Kaku is unfazed. He says the early years of the new millennium may well be able to gather evidence supporting the existence of these, as yet, ghostly strings. In 2007, the Large Hadron Collider will be turned on. It is an atom smasher that is actually bigger than the nearby city of Geneva, being built at the European Particle Physics Laboratory (known as CERN) in Switzerland. After the demise of the Superconducting Supercollider, the Large Hadron Collider is the next best bet for probing the composition of matter. It won’t be able to detect strings themselves; but it will be able to detect their vibrations, potentially in the form of “sparticles” (Sparticles are theoretical ghostly partners of the fundamental particles – leptons, photons and quarks – that were produced in the Big Bang). “It won’t clinch it [string theory]. But string theory is the only theory that gives you sparticles.”

As for Kaku himself, he will not be one of those gathering the data. The way he works today is not all that different to what he did while he was dodging bullets in basic training, dreaming up mathematical equations. Except that his surroundings today are rather more tranquil. His typical working day is spent gazing out of his office window doing something akin to a musical composer, seeing and manipulating chunks of melodies in his head. But Kaku’s compositions are created from chunks of mathematical formulae. And he is striving for something that is no less than a cosmic symphony.

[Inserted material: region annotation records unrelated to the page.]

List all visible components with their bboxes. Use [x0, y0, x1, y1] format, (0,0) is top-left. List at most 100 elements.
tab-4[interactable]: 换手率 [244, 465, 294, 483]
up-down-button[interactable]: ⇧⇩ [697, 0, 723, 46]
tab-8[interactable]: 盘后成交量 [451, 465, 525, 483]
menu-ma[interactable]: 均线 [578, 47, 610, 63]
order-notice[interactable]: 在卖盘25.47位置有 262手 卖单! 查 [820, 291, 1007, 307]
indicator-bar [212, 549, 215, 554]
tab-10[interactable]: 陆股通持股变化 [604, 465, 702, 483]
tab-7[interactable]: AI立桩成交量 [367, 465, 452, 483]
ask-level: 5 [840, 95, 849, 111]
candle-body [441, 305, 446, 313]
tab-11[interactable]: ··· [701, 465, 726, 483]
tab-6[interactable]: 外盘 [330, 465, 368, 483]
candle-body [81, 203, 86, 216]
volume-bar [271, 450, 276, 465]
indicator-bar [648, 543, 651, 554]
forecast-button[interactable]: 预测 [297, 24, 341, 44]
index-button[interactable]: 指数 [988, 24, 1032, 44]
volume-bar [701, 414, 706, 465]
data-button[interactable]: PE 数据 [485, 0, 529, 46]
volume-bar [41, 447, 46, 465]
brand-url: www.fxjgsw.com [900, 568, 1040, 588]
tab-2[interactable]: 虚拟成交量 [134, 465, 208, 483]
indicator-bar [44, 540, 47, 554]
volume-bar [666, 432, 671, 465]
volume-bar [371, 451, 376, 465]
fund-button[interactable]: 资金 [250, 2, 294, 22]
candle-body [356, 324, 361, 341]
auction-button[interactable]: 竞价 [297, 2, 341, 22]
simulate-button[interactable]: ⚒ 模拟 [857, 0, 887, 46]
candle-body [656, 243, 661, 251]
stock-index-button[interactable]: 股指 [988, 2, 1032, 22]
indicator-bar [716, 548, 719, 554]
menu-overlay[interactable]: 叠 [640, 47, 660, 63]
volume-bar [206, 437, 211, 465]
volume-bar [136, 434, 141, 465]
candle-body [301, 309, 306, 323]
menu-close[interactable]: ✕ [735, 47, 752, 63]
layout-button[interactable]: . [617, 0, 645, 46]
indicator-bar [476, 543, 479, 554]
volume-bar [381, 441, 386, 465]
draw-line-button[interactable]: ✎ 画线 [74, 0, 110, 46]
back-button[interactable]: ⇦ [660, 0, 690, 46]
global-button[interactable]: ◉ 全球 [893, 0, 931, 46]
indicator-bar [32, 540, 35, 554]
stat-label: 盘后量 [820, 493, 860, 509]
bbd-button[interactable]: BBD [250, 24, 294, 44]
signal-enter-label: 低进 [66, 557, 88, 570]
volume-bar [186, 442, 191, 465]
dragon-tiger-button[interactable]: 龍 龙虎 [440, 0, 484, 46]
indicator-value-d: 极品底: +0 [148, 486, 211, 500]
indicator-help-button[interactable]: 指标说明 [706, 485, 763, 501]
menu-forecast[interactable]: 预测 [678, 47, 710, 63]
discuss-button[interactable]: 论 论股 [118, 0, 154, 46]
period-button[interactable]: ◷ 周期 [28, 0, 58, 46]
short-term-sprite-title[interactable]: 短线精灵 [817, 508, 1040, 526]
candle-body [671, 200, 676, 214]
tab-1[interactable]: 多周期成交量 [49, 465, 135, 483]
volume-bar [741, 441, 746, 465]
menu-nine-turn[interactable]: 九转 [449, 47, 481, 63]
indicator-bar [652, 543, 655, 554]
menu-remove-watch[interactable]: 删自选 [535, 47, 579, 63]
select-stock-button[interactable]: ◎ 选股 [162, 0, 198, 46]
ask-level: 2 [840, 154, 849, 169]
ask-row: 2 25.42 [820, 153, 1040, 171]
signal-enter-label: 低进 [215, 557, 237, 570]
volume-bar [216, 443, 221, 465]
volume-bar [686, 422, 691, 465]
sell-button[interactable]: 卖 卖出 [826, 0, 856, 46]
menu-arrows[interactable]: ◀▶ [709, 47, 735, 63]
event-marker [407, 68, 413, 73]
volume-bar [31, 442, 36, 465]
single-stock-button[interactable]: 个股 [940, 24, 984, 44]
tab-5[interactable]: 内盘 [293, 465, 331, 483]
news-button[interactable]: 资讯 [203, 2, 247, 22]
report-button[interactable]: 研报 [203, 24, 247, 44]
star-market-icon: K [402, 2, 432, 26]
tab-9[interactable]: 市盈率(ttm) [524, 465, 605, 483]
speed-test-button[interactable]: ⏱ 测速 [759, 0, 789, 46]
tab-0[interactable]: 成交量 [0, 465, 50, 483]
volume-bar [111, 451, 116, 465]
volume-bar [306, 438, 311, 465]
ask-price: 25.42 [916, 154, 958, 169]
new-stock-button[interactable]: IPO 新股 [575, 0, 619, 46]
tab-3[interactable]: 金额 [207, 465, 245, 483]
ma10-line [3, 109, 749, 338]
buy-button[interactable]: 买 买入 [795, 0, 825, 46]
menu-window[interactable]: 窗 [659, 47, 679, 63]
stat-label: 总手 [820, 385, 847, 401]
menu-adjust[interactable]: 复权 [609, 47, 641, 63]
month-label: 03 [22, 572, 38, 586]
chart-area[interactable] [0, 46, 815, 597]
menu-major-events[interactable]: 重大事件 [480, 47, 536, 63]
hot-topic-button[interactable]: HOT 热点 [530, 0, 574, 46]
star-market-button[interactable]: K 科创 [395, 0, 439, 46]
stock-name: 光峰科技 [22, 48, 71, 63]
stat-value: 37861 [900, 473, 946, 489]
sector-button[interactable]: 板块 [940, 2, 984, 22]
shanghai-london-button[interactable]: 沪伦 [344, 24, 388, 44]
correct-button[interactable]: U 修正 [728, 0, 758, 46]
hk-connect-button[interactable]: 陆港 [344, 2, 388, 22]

I floated out of the Hotel Rex as in a dream. It was like that moment in the movie Men in Black when Will Smith discovers that the National Inquirer – whose tabloid pages read like something out of a tawdry sci-fi pulp magazine – had been reporting the truth all along. I felt freed, no longer dragged down by the sordid parameters of existence: the inexorable passage of time, ageing, death, oblivion – there were other dimensions, parallel worlds, multiple universes beyond anything an engineer carp could imagine. I had become a convert to string theory and maybe even a believer in a God that composed the harmony of the Universe.

Kaku described his belief eloquently: “I would say that I lean toward the God of Einstein and Spinoza; that is, a God of harmony, simplicity and elegance, rather than a personal God who interferes in human affairs,” Kaku muses. “The universe is gorgeous, and it did not have to be that way. It could have been random, lifeless, ugly; but instead, is full of rich complexity and diversity.”